Pair Corralation between Inner Mongolia and Qingdao Gon
Assuming the 90 days trading horizon Inner Mongolia BaoTou is expected to under-perform the Qingdao Gon. In addition to that, Inner Mongolia is 1.02 times more volatile than Qingdao Gon Technology. It trades about -0.22 of its total potential returns per unit of risk. Qingdao Gon Technology is currently generating about -0.05 per unit of volatility. If you would invest 2,297 in Qingdao Gon Technology on October 7, 2024 and sell it today you would lose (112.00) from holding Qingdao Gon Technology or give up 4.88% of portfolio value over 90 days.

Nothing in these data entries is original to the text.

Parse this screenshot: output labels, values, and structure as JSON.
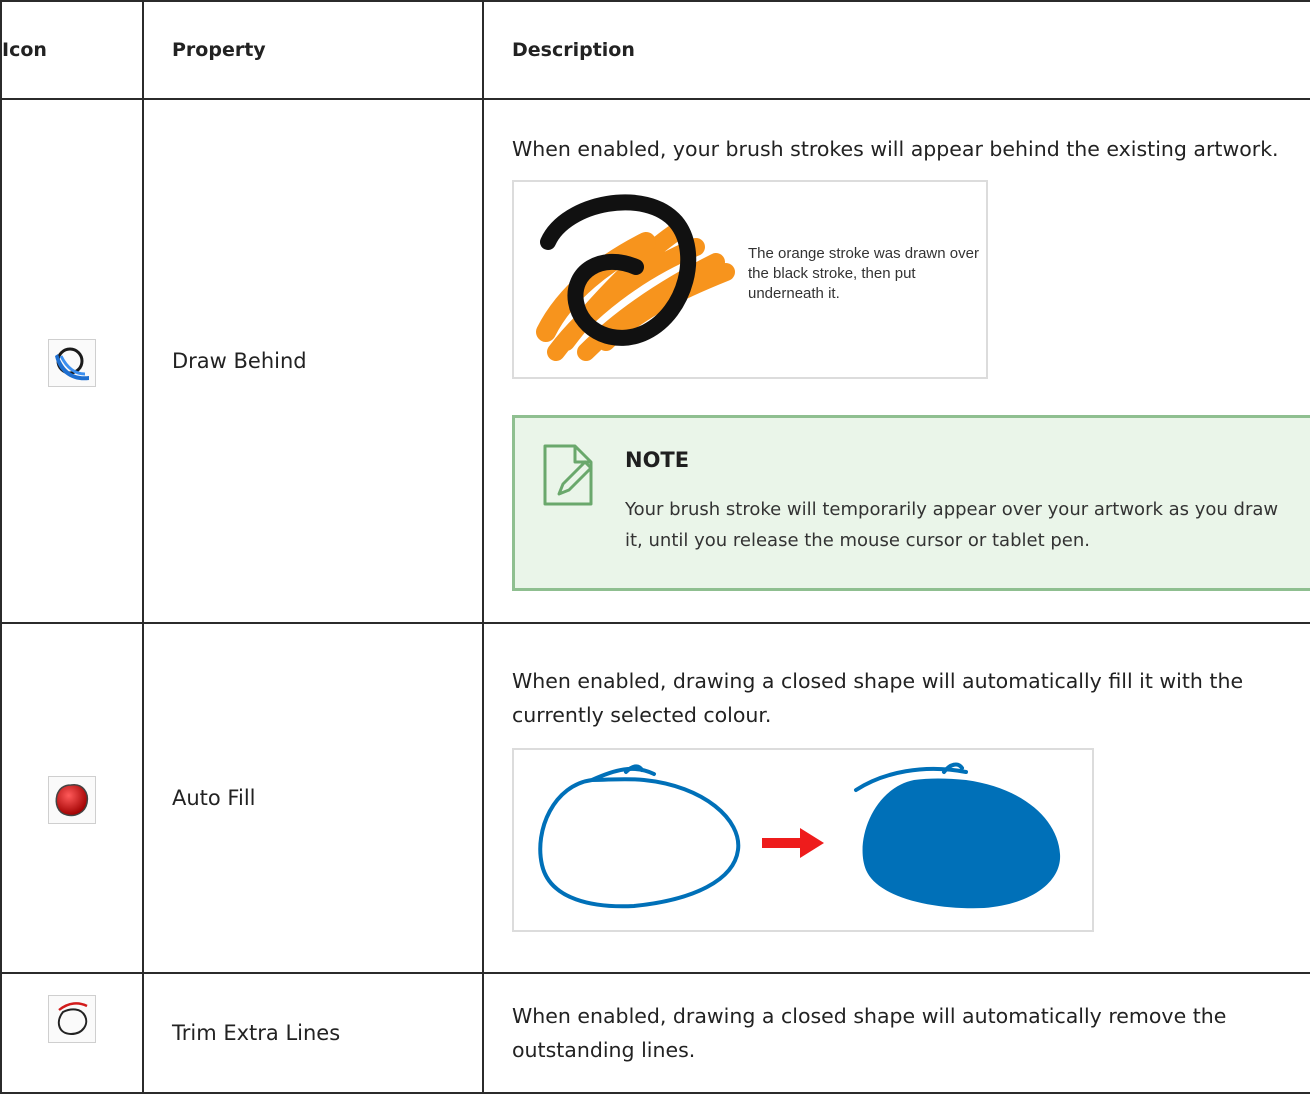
{
  "table": {
    "headers": {
      "icon": "Icon",
      "property": "Property",
      "description": "Description"
    },
    "rows": [
      {
        "icon": "draw-behind-icon",
        "property": "Draw Behind",
        "description": "When enabled, your brush strokes will appear behind the existing artwork.",
        "figure_caption": "The orange stroke was drawn over the black stroke, then put underneath it.",
        "note": {
          "title": "NOTE",
          "text": "Your brush stroke will temporarily appear over your artwork as you draw it, until you release the mouse cursor or tablet pen."
        }
      },
      {
        "icon": "auto-fill-icon",
        "property": "Auto Fill",
        "description": "When enabled, drawing a closed shape will automatically fill it with the currently selected colour."
      },
      {
        "icon": "trim-extra-lines-icon",
        "property": "Trim Extra Lines",
        "description": "When enabled, drawing a closed shape will automatically remove the outstanding lines."
      }
    ]
  },
  "colors": {
    "note_background": "#eaf5e9",
    "note_border": "#8fbf90",
    "orange_stroke": "#f7941d",
    "blue_stroke": "#0070b8",
    "arrow_red": "#ee1c1c"
  }
}
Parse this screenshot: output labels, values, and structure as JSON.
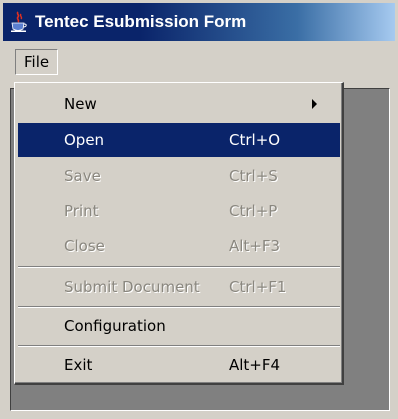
{
  "window": {
    "title": "Tentec Esubmission Form",
    "icon": "java-cup-icon"
  },
  "menubar": {
    "items": [
      {
        "label": "File"
      }
    ]
  },
  "file_menu": {
    "items": [
      {
        "label": "New",
        "shortcut": "",
        "submenu": true,
        "state": "normal"
      },
      {
        "label": "Open",
        "shortcut": "Ctrl+O",
        "state": "selected"
      },
      {
        "label": "Save",
        "shortcut": "Ctrl+S",
        "state": "disabled"
      },
      {
        "label": "Print",
        "shortcut": "Ctrl+P",
        "state": "disabled"
      },
      {
        "label": "Close",
        "shortcut": "Alt+F3",
        "state": "disabled"
      },
      {
        "label": "Submit Document",
        "shortcut": "Ctrl+F1",
        "state": "disabled"
      },
      {
        "label": "Configuration",
        "shortcut": "",
        "state": "normal"
      },
      {
        "label": "Exit",
        "shortcut": "Alt+F4",
        "state": "normal"
      }
    ]
  },
  "colors": {
    "selection": "#0a246a",
    "titlebar_start": "#0a246a",
    "titlebar_end": "#a6caf0",
    "face": "#d4d0c8",
    "workspace": "#808080",
    "disabled_text": "#8a877f"
  }
}
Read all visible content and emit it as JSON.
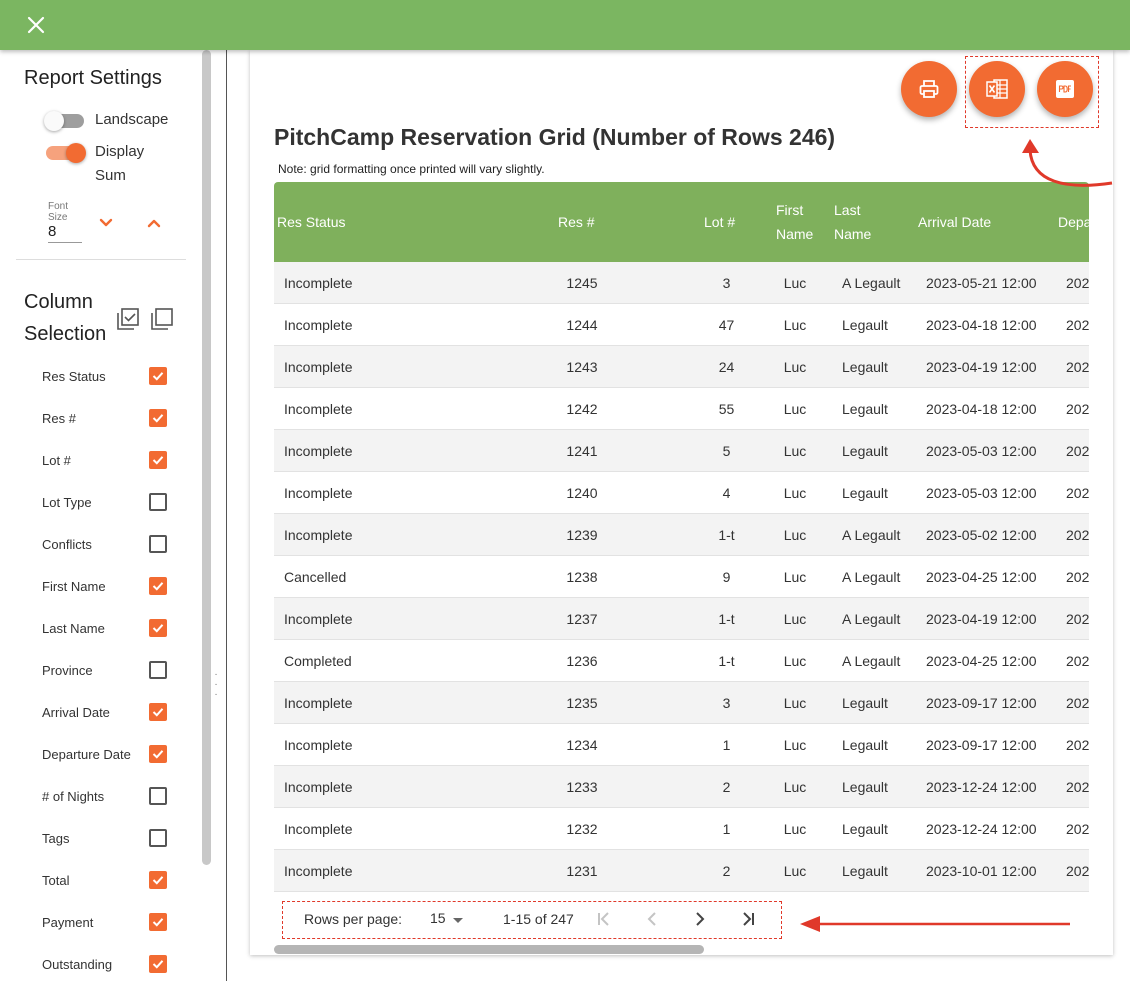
{
  "icons": {
    "close": "close-icon",
    "print": "print-icon",
    "excel": "excel-icon",
    "pdf": "pdf-icon",
    "font_down": "chevron-down-icon",
    "font_up": "chevron-up-icon",
    "select_all": "select-all-icon",
    "deselect_all": "deselect-all-icon",
    "first_page": "first-page-icon",
    "prev_page": "chevron-left-icon",
    "next_page": "chevron-right-icon",
    "last_page": "last-page-icon",
    "dropdown": "caret-down-icon"
  },
  "colors": {
    "header_bar": "#7bb661",
    "accent": "#f26b32",
    "grid_header": "#7fb05c",
    "annotation": "#e0392a"
  },
  "settings": {
    "title": "Report Settings",
    "landscape": {
      "label": "Landscape",
      "on": false
    },
    "display_sum": {
      "label": "Display Sum",
      "on": true
    },
    "font_size": {
      "label": "Font Size",
      "value": "8"
    }
  },
  "column_selection": {
    "title": "Column Selection",
    "items": [
      {
        "label": "Res Status",
        "checked": true
      },
      {
        "label": "Res #",
        "checked": true
      },
      {
        "label": "Lot #",
        "checked": true
      },
      {
        "label": "Lot Type",
        "checked": false
      },
      {
        "label": "Conflicts",
        "checked": false
      },
      {
        "label": "First Name",
        "checked": true
      },
      {
        "label": "Last Name",
        "checked": true
      },
      {
        "label": "Province",
        "checked": false
      },
      {
        "label": "Arrival Date",
        "checked": true
      },
      {
        "label": "Departure Date",
        "checked": true
      },
      {
        "label": "# of Nights",
        "checked": false
      },
      {
        "label": "Tags",
        "checked": false
      },
      {
        "label": "Total",
        "checked": true
      },
      {
        "label": "Payment",
        "checked": true
      },
      {
        "label": "Outstanding",
        "checked": true
      }
    ]
  },
  "report": {
    "title": "PitchCamp Reservation Grid (Number of Rows 246)",
    "note": "Note: grid formatting once printed will vary slightly.",
    "columns": [
      "Res Status",
      "Res #",
      "Lot #",
      "First Name",
      "Last Name",
      "Arrival Date",
      "Depa"
    ],
    "rows": [
      [
        "Incomplete",
        "1245",
        "3",
        "Luc",
        "A Legault",
        "2023-05-21 12:00",
        "202"
      ],
      [
        "Incomplete",
        "1244",
        "47",
        "Luc",
        "Legault",
        "2023-04-18 12:00",
        "202"
      ],
      [
        "Incomplete",
        "1243",
        "24",
        "Luc",
        "Legault",
        "2023-04-19 12:00",
        "202"
      ],
      [
        "Incomplete",
        "1242",
        "55",
        "Luc",
        "Legault",
        "2023-04-18 12:00",
        "202"
      ],
      [
        "Incomplete",
        "1241",
        "5",
        "Luc",
        "Legault",
        "2023-05-03 12:00",
        "202"
      ],
      [
        "Incomplete",
        "1240",
        "4",
        "Luc",
        "Legault",
        "2023-05-03 12:00",
        "202"
      ],
      [
        "Incomplete",
        "1239",
        "1-t",
        "Luc",
        "A Legault",
        "2023-05-02 12:00",
        "202"
      ],
      [
        "Cancelled",
        "1238",
        "9",
        "Luc",
        "A Legault",
        "2023-04-25 12:00",
        "202"
      ],
      [
        "Incomplete",
        "1237",
        "1-t",
        "Luc",
        "A Legault",
        "2023-04-19 12:00",
        "202"
      ],
      [
        "Completed",
        "1236",
        "1-t",
        "Luc",
        "A Legault",
        "2023-04-25 12:00",
        "202"
      ],
      [
        "Incomplete",
        "1235",
        "3",
        "Luc",
        "Legault",
        "2023-09-17 12:00",
        "202"
      ],
      [
        "Incomplete",
        "1234",
        "1",
        "Luc",
        "Legault",
        "2023-09-17 12:00",
        "202"
      ],
      [
        "Incomplete",
        "1233",
        "2",
        "Luc",
        "Legault",
        "2023-12-24 12:00",
        "202"
      ],
      [
        "Incomplete",
        "1232",
        "1",
        "Luc",
        "Legault",
        "2023-12-24 12:00",
        "202"
      ],
      [
        "Incomplete",
        "1231",
        "2",
        "Luc",
        "Legault",
        "2023-10-01 12:00",
        "202"
      ]
    ]
  },
  "pagination": {
    "rows_per_page_label": "Rows per page:",
    "rows_per_page_value": "15",
    "range": "1-15 of 247"
  }
}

Time Period | 3 Months [change] |
Direction | Moves Together |
Strength | Strong |
Accuracy | 100.0% |
Values | Daily Returns |
Inner Mongolia BaoTou vs. Qingdao Gon Technology
Performance |
Timeline |
Inner Mongolia BaoTou |
Qingdao Gon Technology |
Inner Mongolia and Qingdao Gon Volatility Contrast
Predicted Return Density |
Returns |
Pair Trading with Inner Mongolia and Qingdao Gon
The main advantage of trading using opposite Inner Mongolia and Qingdao Gon positions is that it hedges away some unsystematic risk. Because of two separate transactions, even if Inner Mongolia position performs unexpectedly, Qingdao Gon can make up some of the losses. Pair trading also minimizes risk from directional movements in the market. For example, if an entire industry or sector drops because of unexpected headlines, the short position in Qingdao Gon will offset losses from the drop in Qingdao Gon's long position.Inner Mongolia vs. Union Semiconductor Co | Inner Mongolia vs. GigaDevice SemiconductorBeiji | Inner Mongolia vs. Wuhan Hvsen Biotechnology | Inner Mongolia vs. Yuanjie Semiconductor Technology |
Qingdao Gon vs. Zijin Mining Group | Qingdao Gon vs. Wanhua Chemical Group | Qingdao Gon vs. Baoshan Iron Steel | Qingdao Gon vs. Shandong Gold Mining |
Check out your portfolio center.Note that this page's information should be used as a complementary analysis to find the right mix of equity instruments to add to your existing portfolios or create a brand new portfolio. You can also try the Portfolio Rebalancing module to analyze risk-adjusted returns against different time horizons to find asset-allocation targets.